Happy Hanukkah!



The first day of Hanukkah began December 12 at sundown.  Hanukkah is also known as the Feast of Dedication and the Festival of Lights.  The Feast of Dedication is the biblical name.


The only mention of Hanukkah in the Bible is in the New Testament.  “At that time the Feast of the Dedication took place at Jerusalem; it was winter, and Jesus was walking in the temple in the portico of Solomon” (NASB).


I and II Maccabees highlight the events leading up to Hanukkah.  I and II Maccabees are historical books in the *Apocrypha.  The Apocrypha was compiled around 280 BC–in the gap between the Old and New Testaments.

After Alexander the Great died, his generals divided his empire into four kingdoms.  One of them was the Seleucid (Syrian) dynasty.  Between 175-164 BC, Antiochus IV reigned over the Seleucid dynasty.  He conquered Jerusalem and subjected the Jewish people to Hellenism.  He outlawed the daily sacrifices, circumcision, Torah reading, and Sabbath observance.  Antiochus desecrated the temple by sacrificing a pig on the altar and setting up a statue of Zeus.

Antiochus IV’s arrogance is summed in his title, Antiochus Epiphanies, meaning “god manifest.”  (Epiphanies is the origin of the word “epiphany.”)

Judas Maccabees, head of the Maccabean clan, led the Jewish revolt against Antiochus IV and defeated him.  The temple was cleansed and rededicated to God.  The one-day supply of oil in the menorah burned for eight days instead of one, and that is the miracle of Hanukkah.


Many believe that Antiochus IV is a prototype of the anti-christ (1 John 2: 22).  In fact, during his end-time discourse, Jesus referred to Antiochus IV’s idol as “the abomination of desolation.”

“So when you see ‘the abomination of desolation,’ which was spoken of through Daniel the prophet, standing in the Holy Place (let the reader understand), then those in Judea must flee to the mountains.  The one on the roof must not go down to take what is in his house, and the one in the field must not turn back to get his coat.  Woe to those who are pregnant and to those who are nursing babies in those days!  Pray that your escape will not happen in winter, or on Shabbat.  For then there will be trouble, such as has not happened since the beginning of the world until now, nor ever will” (Matthew 24: 15-21, Messianic Jewish Family Bible, TLV).

To learn more about “the abomination of desolation,” read Daniel 11, especially verse 32.  It’s prophetic.


Antiochus IV set up a statue of Zeus (perhaps with his own face on it) defiling the temple.  Likewise, the future anti-christ will desecrate the holy place by proclaiming himself to be God.  The Maccabees defeated Antiochus IV.  Jesus the Messiah (Yeshua Hamashiach) will defeat the anti-christ, “the man of lawlessness,” described in 2 Thessalonians 2: 1-4.


That’s a good question.

Although Hanukkah is not one of the feast days outlined in Leviticus 23, it’s significance as a historical event cannot be overstated.
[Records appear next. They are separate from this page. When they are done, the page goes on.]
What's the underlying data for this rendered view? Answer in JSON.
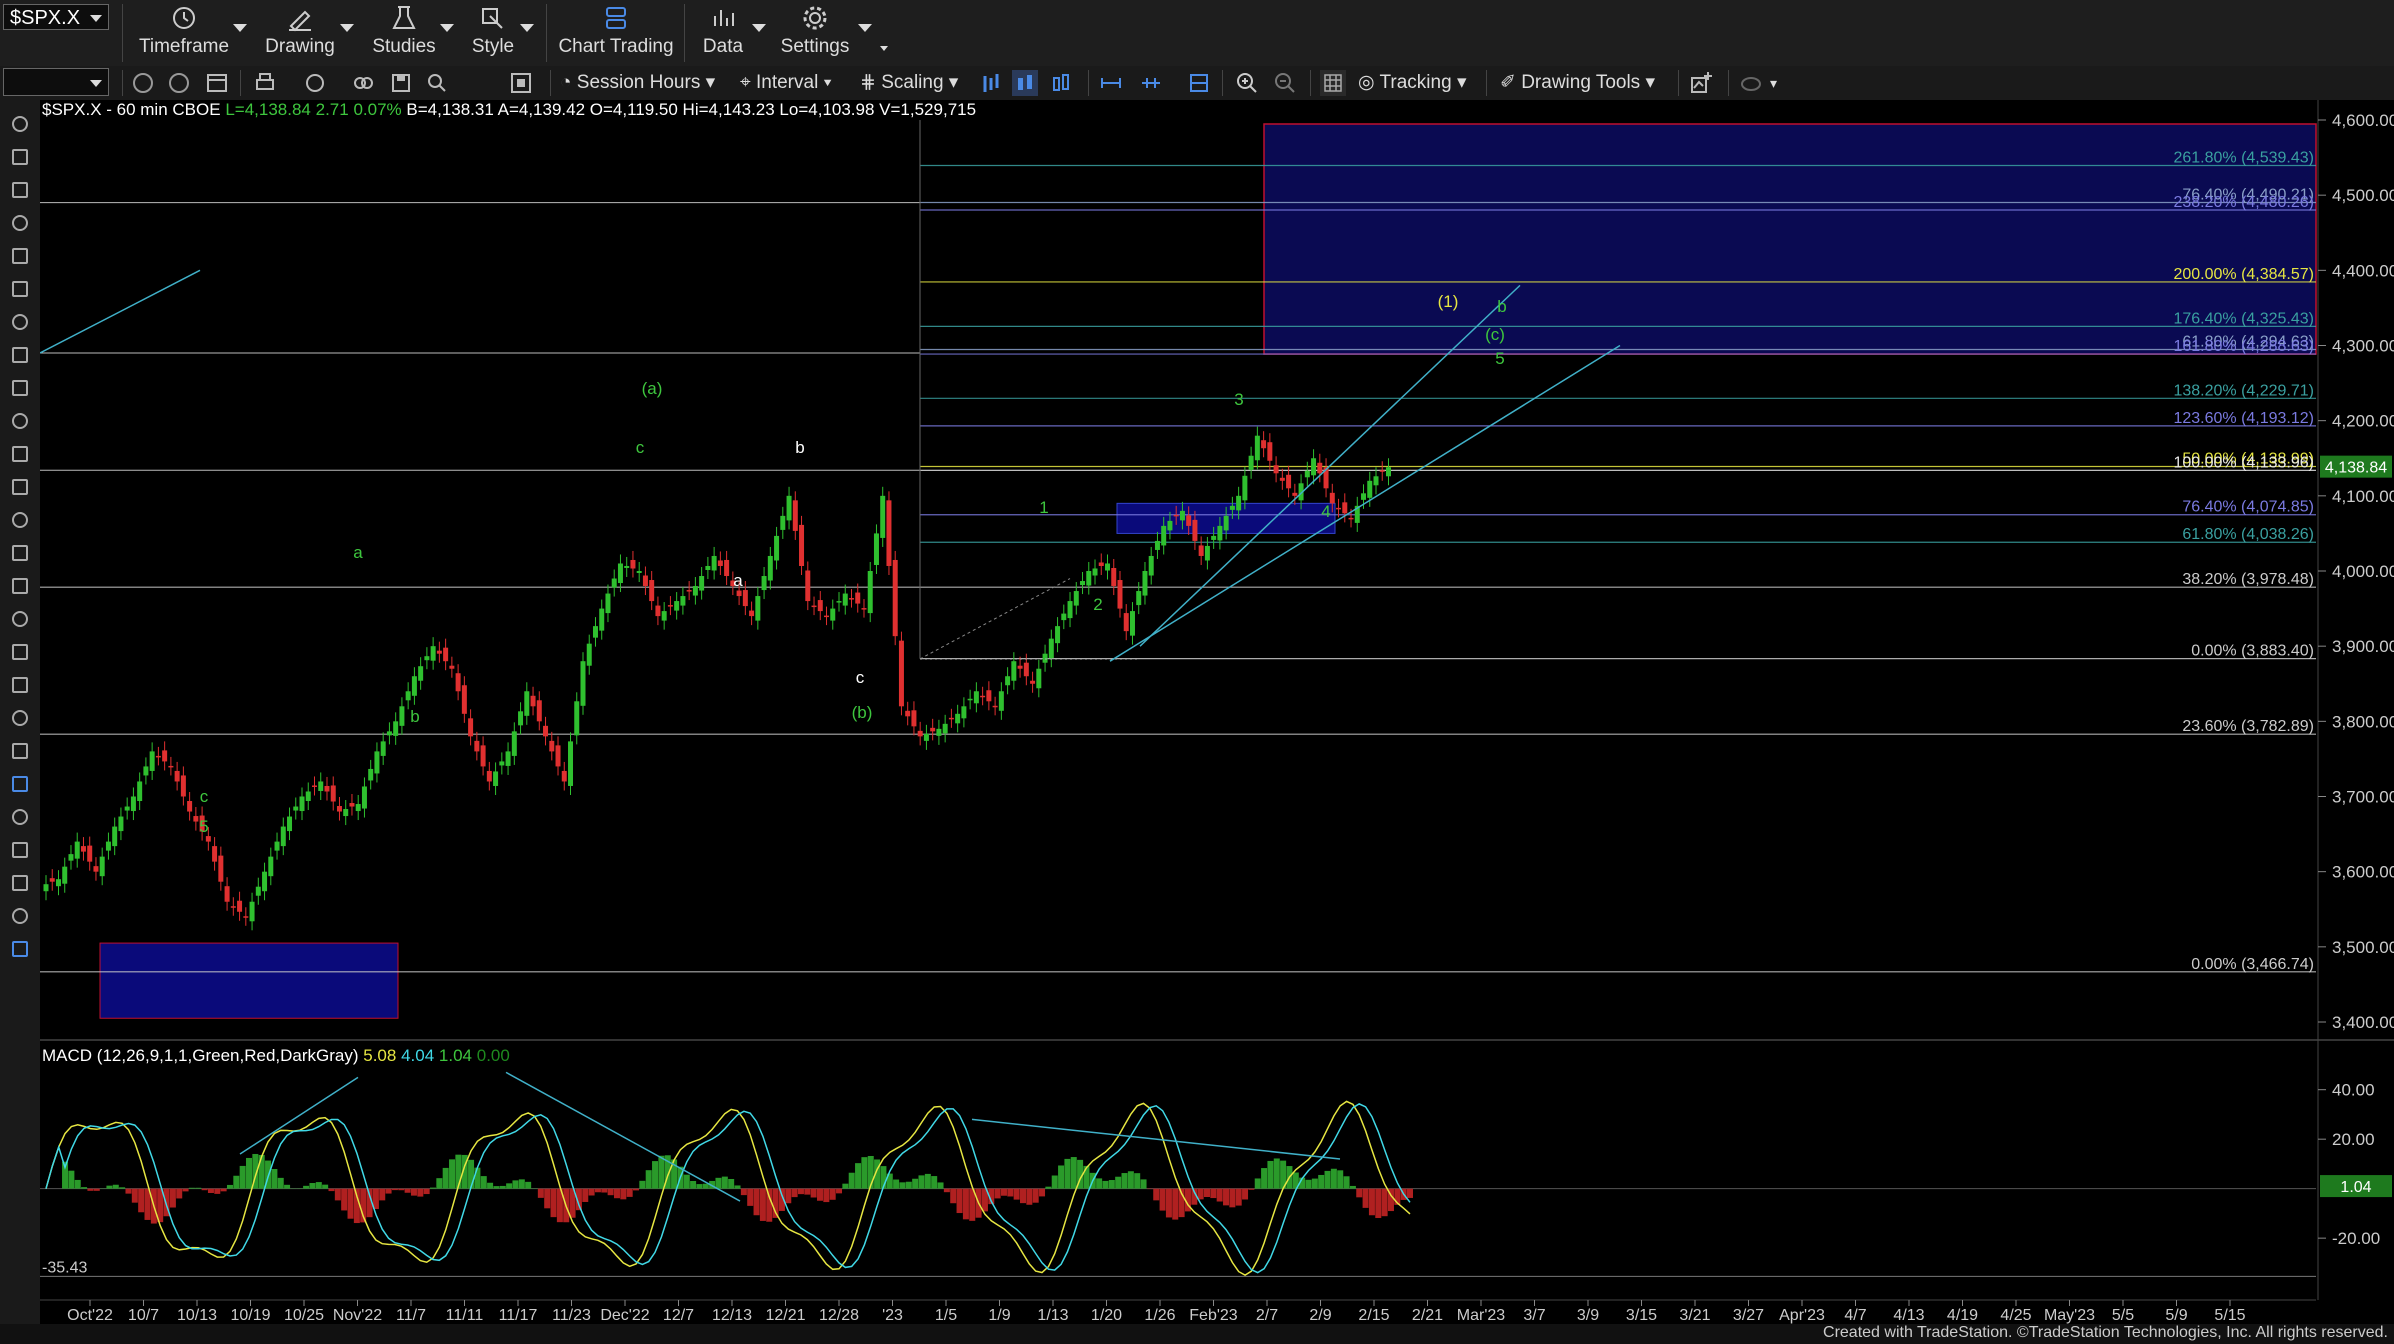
{
  "toolbar": {
    "symbol": "$SPX.X",
    "buttons": [
      {
        "label": "Timeframe",
        "icon": "clock-icon"
      },
      {
        "label": "Drawing",
        "icon": "pen-icon"
      },
      {
        "label": "Studies",
        "icon": "flask-icon"
      },
      {
        "label": "Style",
        "icon": "style-icon"
      },
      {
        "label": "Chart Trading",
        "icon": "chart-trading-icon"
      },
      {
        "label": "Data",
        "icon": "bars-icon"
      },
      {
        "label": "Settings",
        "icon": "gear-icon"
      }
    ]
  },
  "toolbar2": {
    "session_hours": "Session Hours",
    "interval": "Interval",
    "scaling": "Scaling",
    "tracking": "Tracking",
    "drawing_tools": "Drawing Tools"
  },
  "header": {
    "title": "$SPX.X - 60 min  CBOE",
    "last": "L=4,138.84",
    "chg": "2.71",
    "pct": "0.07%",
    "rest": "B=4,138.31  A=4,139.42  O=4,119.50  Hi=4,143.23  Lo=4,103.98  V=1,529,715"
  },
  "macd_header": {
    "name": "MACD (12,26,9,1,1,Green,Red,DarkGray)",
    "v1": "5.08",
    "v2": "4.04",
    "v3": "1.04",
    "v4": "0.00"
  },
  "footer": "Created with TradeStation. ©TradeStation Technologies, Inc. All rights reserved.",
  "colors": {
    "up": "#2fc02f",
    "down": "#e03030",
    "macd_line": "#e6e642",
    "signal": "#40d8e6",
    "fib_box": "#0a0a5a",
    "price_tag": "#1e7a1e"
  },
  "chart_data": {
    "type": "candlestick",
    "y_axis": {
      "ylim": [
        3400,
        4600
      ],
      "ticks": [
        "4,600.00",
        "4,500.00",
        "4,400.00",
        "4,300.00",
        "4,200.00",
        "4,100.00",
        "4,000.00",
        "3,900.00",
        "3,800.00",
        "3,700.00",
        "3,600.00",
        "3,500.00",
        "3,400.00"
      ]
    },
    "last_price_tag": "4,138.84",
    "x_ticks": [
      "Oct'22",
      "10/7",
      "10/13",
      "10/19",
      "10/25",
      "Nov'22",
      "11/7",
      "11/11",
      "11/17",
      "11/23",
      "Dec'22",
      "12/7",
      "12/13",
      "12/21",
      "12/28",
      "'23",
      "1/5",
      "1/9",
      "1/13",
      "1/20",
      "1/26",
      "Feb'23",
      "2/7",
      "2/9",
      "2/15",
      "2/21",
      "Mar'23",
      "3/7",
      "3/9",
      "3/15",
      "3/21",
      "3/27",
      "Apr'23",
      "4/7",
      "4/13",
      "4/19",
      "4/25",
      "May'23",
      "5/5",
      "5/9",
      "5/15"
    ],
    "fib_levels": [
      {
        "label": "261.80% (4,539.43)",
        "value": 4539.43,
        "color": "#3aa0a0"
      },
      {
        "label": "76.40% (4,490.21)",
        "value": 4490.21,
        "color": "#8aa0c8"
      },
      {
        "label": "238.20% (4,480.26)",
        "value": 4480.26,
        "color": "#7a7ae0"
      },
      {
        "label": "200.00% (4,384.57)",
        "value": 4384.57,
        "color": "#e6e642"
      },
      {
        "label": "176.40% (4,325.43)",
        "value": 4325.43,
        "color": "#3aa0a0"
      },
      {
        "label": "61.80% (4,294.63)",
        "value": 4294.63,
        "color": "#8aa0c8"
      },
      {
        "label": "161.80% (4,288.63)",
        "value": 4288.63,
        "color": "#7a7ae0"
      },
      {
        "label": "138.20% (4,229.71)",
        "value": 4229.71,
        "color": "#3aa0a0"
      },
      {
        "label": "123.60% (4,193.12)",
        "value": 4193.12,
        "color": "#7a7ae0"
      },
      {
        "label": "50.00% (4,138.99)",
        "value": 4138.99,
        "color": "#e6e642"
      },
      {
        "label": "100.00% (4,133.96)",
        "value": 4133.96,
        "color": "#ffffff"
      },
      {
        "label": "76.40% (4,074.85)",
        "value": 4074.85,
        "color": "#7a7ae0"
      },
      {
        "label": "61.80% (4,038.26)",
        "value": 4038.26,
        "color": "#3aa0a0"
      },
      {
        "label": "38.20% (3,978.48)",
        "value": 3978.48,
        "color": "#cccccc"
      },
      {
        "label": "0.00% (3,883.40)",
        "value": 3883.4,
        "color": "#cccccc"
      },
      {
        "label": "23.60% (3,782.89)",
        "value": 3782.89,
        "color": "#cccccc"
      },
      {
        "label": "0.00% (3,466.74)",
        "value": 3466.74,
        "color": "#cccccc"
      }
    ],
    "wave_labels": [
      {
        "text": "(a)",
        "color": "#3ec63e"
      },
      {
        "text": "c",
        "color": "#3ec63e"
      },
      {
        "text": "b",
        "color": "#ffffff"
      },
      {
        "text": "a",
        "color": "#3ec63e"
      },
      {
        "text": "a",
        "color": "#ffffff"
      },
      {
        "text": "b",
        "color": "#3ec63e"
      },
      {
        "text": "c",
        "color": "#ffffff"
      },
      {
        "text": "(b)",
        "color": "#3ec63e"
      },
      {
        "text": "c",
        "color": "#3ec63e"
      },
      {
        "text": "5",
        "color": "#3ec63e"
      },
      {
        "text": "1",
        "color": "#3ec63e"
      },
      {
        "text": "2",
        "color": "#3ec63e"
      },
      {
        "text": "3",
        "color": "#3ec63e"
      },
      {
        "text": "4",
        "color": "#3ec63e"
      },
      {
        "text": "(1)",
        "color": "#e6e642"
      },
      {
        "text": "b",
        "color": "#3ec63e"
      },
      {
        "text": "(c)",
        "color": "#3ec63e"
      },
      {
        "text": "5",
        "color": "#3ec63e"
      }
    ],
    "macd": {
      "y_ticks": [
        "40.00",
        "20.00",
        "-20.00"
      ],
      "min_label": "-35.43",
      "hist_tag": "1.04",
      "ylim": [
        -45,
        52
      ]
    },
    "series_close": [
      3590,
      3640,
      3600,
      3660,
      3700,
      3760,
      3740,
      3680,
      3640,
      3560,
      3540,
      3600,
      3660,
      3700,
      3720,
      3680,
      3690,
      3760,
      3800,
      3860,
      3900,
      3870,
      3780,
      3720,
      3760,
      3840,
      3780,
      3720,
      3880,
      3950,
      4010,
      4000,
      3940,
      3960,
      3980,
      4020,
      3980,
      3940,
      4020,
      4100,
      3960,
      3940,
      3970,
      3950,
      4100,
      3820,
      3780,
      3790,
      3810,
      3840,
      3820,
      3880,
      3850,
      3910,
      3960,
      4000,
      4010,
      3920,
      4000,
      4060,
      4080,
      4020,
      4060,
      4100,
      4180,
      4130,
      4100,
      4150,
      4090,
      4070,
      4120,
      4138
    ]
  }
}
The defeat of Antiochus IV and the cleansing and re-dedication of the temple set the stage for the birth of the messiah.

Why not celebrate Hanukkah?  Jesus did.


*Maccabees I and II are not in the Protestant Bible.  You can read Maccabees in the Apocrypha or in the Catholic Bible.


Hanukkah is the Festival of Lights.  Blue and white are traditional Hanukkah colors.   Decorate!  Have fun!  And don’t forget the latkes and doughnuts.  Oily foods remind us of the oil in the menorah that lasted eight days.